The Iron Rule For Nonprofit Organizations
My work with people in nonprofit organizations is guided by and offered in the spirit embodied by an excerpt from a 1990 article the Industrial Areas Foundation published, titled Standing for the Whole.
“We believe in what we call the iron rule: never do for others what they can do for themselves. Never. This rule, difficult to practice consistently, sometimes violated, is central to our view of the nature of education, of leadership, of effective organizing. This cuts against the grain of some social workers and program peddlers who try to reduce people and families to clients, who probe for needs and lacks and weaknesses, not strength and drive, not vision and values, not democratic and entrepreneurial initiative. The iron rule implies that the most valuable and enduring form of development — intellectual, social, political — is the development people freely choose and fully own.”

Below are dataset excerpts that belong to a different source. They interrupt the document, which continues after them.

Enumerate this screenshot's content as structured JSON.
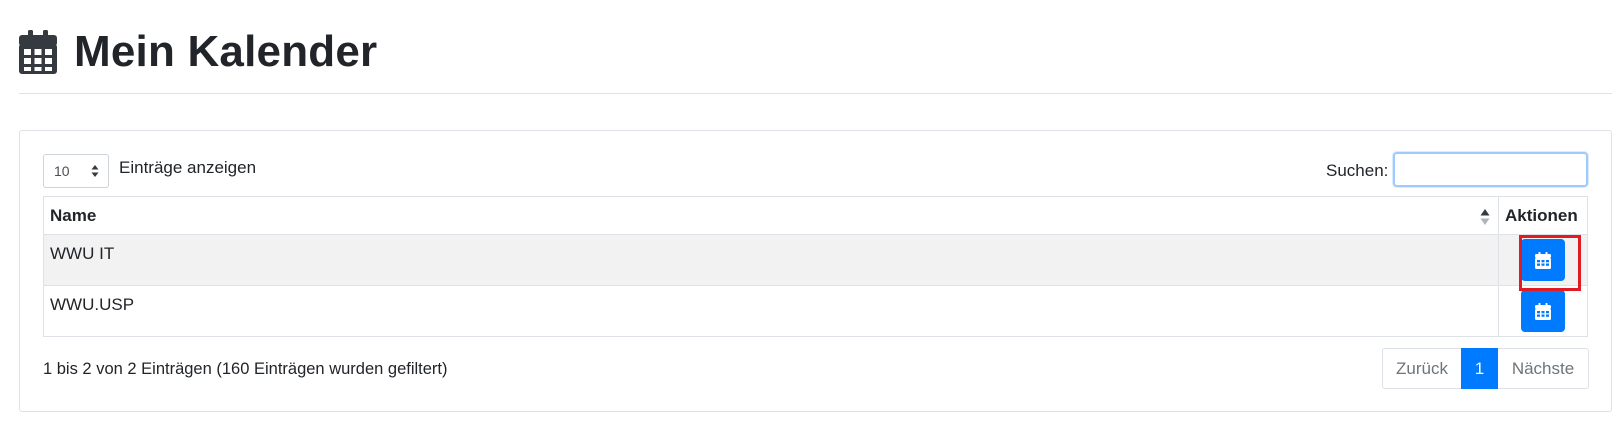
{
  "header": {
    "title": "Mein Kalender",
    "icon": "calendar-icon"
  },
  "table_controls": {
    "length_value": "10",
    "length_label": "Einträge anzeigen",
    "search_label": "Suchen:",
    "search_value": ""
  },
  "table": {
    "columns": [
      "Name",
      "Aktionen"
    ],
    "rows": [
      {
        "name": "WWU IT",
        "action_icon": "calendar-icon",
        "highlighted": true
      },
      {
        "name": "WWU.USP",
        "action_icon": "calendar-icon",
        "highlighted": false
      }
    ]
  },
  "info": "1 bis 2 von 2 Einträgen (160 Einträgen wurden gefiltert)",
  "pagination": {
    "prev": "Zurück",
    "current": "1",
    "next": "Nächste"
  },
  "colors": {
    "primary": "#007bff",
    "highlight": "#e01b24",
    "text": "#212529"
  }
}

Connecting Nonprofit Organizations And Their Funding Requests
There’s something far more important than writing grants: getting grants!
There’s something bizarre about how poorly nonprofit organizations seem to understand a matter as important as securing financial resources through grants.
If it weren’t misunderstood, the people who attempt to go after grants would not be labeled grantwriters — the ones who are supposed to master the nuances of “grantwriting”, as it is so often called. If you think about it, the term is literally ridiculous. How do you write a grant? You don’t. There are times, however, when it may make sense to write proposals to get grants — a reasonable proposition.
Beyond being nonsensical, the term grantwriter also minimizes what’s most important about going after grants — and it is not the writing, believe me. And, because it’s not the writing, it is foolish for organizations to continue expecting those doing the writing to do so by themselves — with no input from the other people who have the responsibility for orchestrating a nonprofit’s programs and operations.
As a trainer or a consultant, I work from a perspective that challenges what passes for conventional wisdom in how people seek grants for their organizations. Here are the characteristics of this approach.
You go after grants only when it makes sense as part of a long-range plan for organizational development. Lots of times is doesn’t make sense, as seductive as external funds are.
You never develop proposals for external funders — until you’ve done it for and within your own organization first.
Writing proposals in isolation makes absolutely no sense. Even if you luck into a grant developed by an individual, the chances are excellent that your organization will not do a good job of delivering what has been proposed. Organizations must own their funding proposals if they are to benefit from them and maintain credibility.
Developing effective, sensible funding proposals depends on clearly understanding the characteristics of an organization and its intentions for action.
So, creating proposals makes sense because of the benefits it offers for also developing organizations — your organization can be strengthened by going through the process of writing for funds, and may even get funded, always a tough proposition.
Working With Others
I was recently asked to speak to a gathering of nonprofit reps in north state CA on the subject of strategic alliances. This allowed me to emphasize the matter of mission clarity that I believe is essential if nonprofits are to be as valuable as they must be, but at times are not. The following is taken from the presentation, titled “Are We There Yet?” & reproduced in its entirety on my blog.
“So, it seems to me that we need to clean up our own side of the street before we decide to cross it. If we don’t understand and value the precept that our organizations exist to help our folks help themselves — by what might be any number of means í rather than putting the emphasis on the process/the means, we’d best be careful interacting into alliances. Why double up the misguided?
As you might figure, I’m inclined to believe that the mission of nonprofits is not simply to offer participants high quality services, but also — and more importantly — to help participants help themselves to attain some measure of what they would agree is success in overcoming what gets in their way — to fully participating in democracy, Bob Johnson would say it. Doesn’t seem to me to matter if it’s an arts organization or an effort to organize a bunch of people on the margins. If we can get this straight in one organization, imagine what we might accomplish when we work together in a bunch of organizations.”